Most people do the first step; some people do the first and second; but most forget the third, myself included. What can I do to make it right? I will admit that I had one of those moments of enlightenment when I first read that quote. Oh so THAT’S how an apology works! It’s not just a collection of words that we say out loud. We have to offer to make it right, even if the affronted person crosses their arms, scowls and says “nothing,” like a six-year-old. I need to remember to start teaching the girls that.

I said from the beginning that all I wanted was an apology. B&H did that. And they admitted that they (well, the employee, that is) were/was wrong, thus satisfying number two. But what can they do to make it right? Friends suggested that perhaps a donation to HRC would be appropriate, and I think that is a great idea.
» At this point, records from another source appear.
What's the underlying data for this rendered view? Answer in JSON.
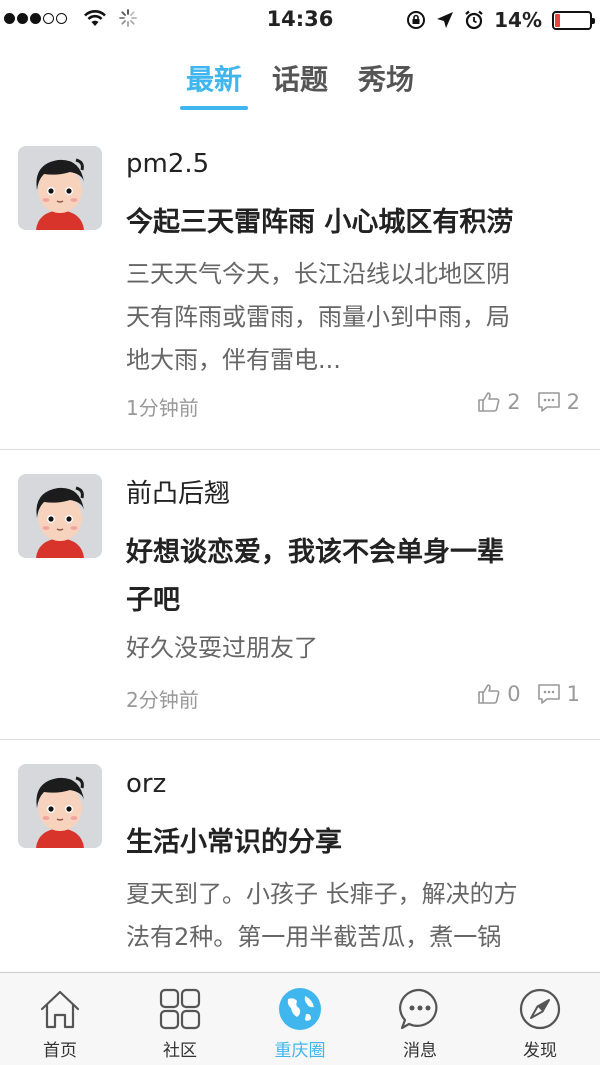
{
  "status_bar": {
    "time": "14:36",
    "battery_percent": "14%",
    "battery_level": 0.14,
    "signal_dots_filled": 3,
    "signal_dots_total": 5
  },
  "tabs": [
    {
      "label": "最新",
      "active": true
    },
    {
      "label": "话题",
      "active": false
    },
    {
      "label": "秀场",
      "active": false
    }
  ],
  "posts": [
    {
      "author": "pm2.5",
      "title": "今起三天雷阵雨 小心城区有积涝",
      "excerpt_lines": [
        "三天天气今天，长江沿线以北地区阴",
        "天有阵雨或雷雨，雨量小到中雨，局",
        "地大雨，伴有雷电..."
      ],
      "time": "1分钟前",
      "likes": "2",
      "comments": "2"
    },
    {
      "author": "前凸后翘",
      "title_lines": [
        "好想谈恋爱，我该不会单身一辈",
        "子吧"
      ],
      "excerpt_lines": [
        "好久没耍过朋友了"
      ],
      "time": "2分钟前",
      "likes": "0",
      "comments": "1"
    },
    {
      "author": "orz",
      "title": "生活小常识的分享",
      "excerpt_lines": [
        "夏天到了。小孩子 长痱子，解决的方",
        "法有2种。第一用半截苦瓜，煮一锅"
      ]
    }
  ],
  "bottom_nav": [
    {
      "label": "首页",
      "icon": "home-icon",
      "active": false
    },
    {
      "label": "社区",
      "icon": "grid-icon",
      "active": false
    },
    {
      "label": "重庆圈",
      "icon": "globe-icon",
      "active": true
    },
    {
      "label": "消息",
      "icon": "message-icon",
      "active": false
    },
    {
      "label": "发现",
      "icon": "compass-icon",
      "active": false
    }
  ],
  "colors": {
    "accent": "#3fb6ee",
    "battery_low": "#e8453c",
    "muted_text": "#999999"
  }
}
Why? Because some day, when the girls are older and we talk about these situations with more depth, I can add that to the story: They apologized and look what action they took! I am all about hindsight. 
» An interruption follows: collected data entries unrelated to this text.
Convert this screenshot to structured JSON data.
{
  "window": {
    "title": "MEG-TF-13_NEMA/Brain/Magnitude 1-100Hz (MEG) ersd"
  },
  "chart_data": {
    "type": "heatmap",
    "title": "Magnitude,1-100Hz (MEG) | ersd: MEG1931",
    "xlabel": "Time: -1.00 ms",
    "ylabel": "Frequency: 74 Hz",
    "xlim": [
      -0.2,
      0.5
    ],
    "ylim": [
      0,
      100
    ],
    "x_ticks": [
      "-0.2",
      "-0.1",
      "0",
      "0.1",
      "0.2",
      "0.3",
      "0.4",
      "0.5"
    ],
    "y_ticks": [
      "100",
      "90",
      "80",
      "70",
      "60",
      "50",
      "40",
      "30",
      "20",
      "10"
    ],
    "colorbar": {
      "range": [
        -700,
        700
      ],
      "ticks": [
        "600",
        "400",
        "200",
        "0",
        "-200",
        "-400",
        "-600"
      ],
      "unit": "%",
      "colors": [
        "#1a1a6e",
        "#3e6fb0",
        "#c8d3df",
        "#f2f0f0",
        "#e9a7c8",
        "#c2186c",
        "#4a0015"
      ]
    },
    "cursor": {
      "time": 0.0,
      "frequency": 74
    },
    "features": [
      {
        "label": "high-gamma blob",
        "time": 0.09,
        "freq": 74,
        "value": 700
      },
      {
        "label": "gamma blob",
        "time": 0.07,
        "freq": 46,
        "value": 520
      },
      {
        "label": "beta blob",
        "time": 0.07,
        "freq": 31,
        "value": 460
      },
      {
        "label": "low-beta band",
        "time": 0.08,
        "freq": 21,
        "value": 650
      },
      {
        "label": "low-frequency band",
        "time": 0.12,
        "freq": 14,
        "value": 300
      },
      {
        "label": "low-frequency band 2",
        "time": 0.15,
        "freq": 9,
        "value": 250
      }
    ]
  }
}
I know B&H is quite involved in charitable donations (I recall reading that the owners of B&H are very charitable, and modest — despite the runaway success of their company. There were some interesting stories that I vaguely recall) so I am sure a donation of any amount would not cut too much into their budget. I was sent an email address and phone number, and I think I may contact them directly today to see if that is possible.  

Recently, I have been thinking a lot about that quote about how you can’t boil an ocean, but you can do wonders with a few drops of water. I feel like, over the past couple of days, we boiled a few drops of water. I am filled with this renewed passion and belief that even I  can make a difference! It may be little, but awareness breeds awareness.  And I am optimistic enough to think that a collection of many events like this can actually, maybe, kinda, sort of start boiling an ocean. 

Pictured above: Our girls, waiting on the world to change. And below, behold — This is how an apology is done:

Ms. Clarson:

I apologize. B&H apologizes. Colleagues of mine at the highest level of management here know about this terrible situation and apologize. There is no excuse — it is inexcusable. No person should ever have been subjected to what you experienced and for it to have happened in front of your children makes it all the worse.

It is not an excuse for me to say this was aberrant behavior on the part of one individual here. It does not represent the company’s attitude and it certainly does not represent mine. We know who here conducted this conversation with you. His manager and our human resources department have already begun the internal process of addressing this with him.

I doubt anything I can say or write or do can erase this incident from your memory. I understand your feelings extend to the entire company and everyone here. It is not my purpose in this message to convince you to change your mind about not shopping here in the future. In your position I would feel the same way. Nothing is more sacred than family and nothing in this world is more important to me than my own child. My only purposes are to tell you how abjectly we regret this ever happened and to tell you that this was an individual’s inexcusable behavior, not a reflection on our staff.

I would not presume to intrude on you by phoning you at this time but if you want to discuss this further you can reply to this email address or reach me at xxx-xxx-xxx.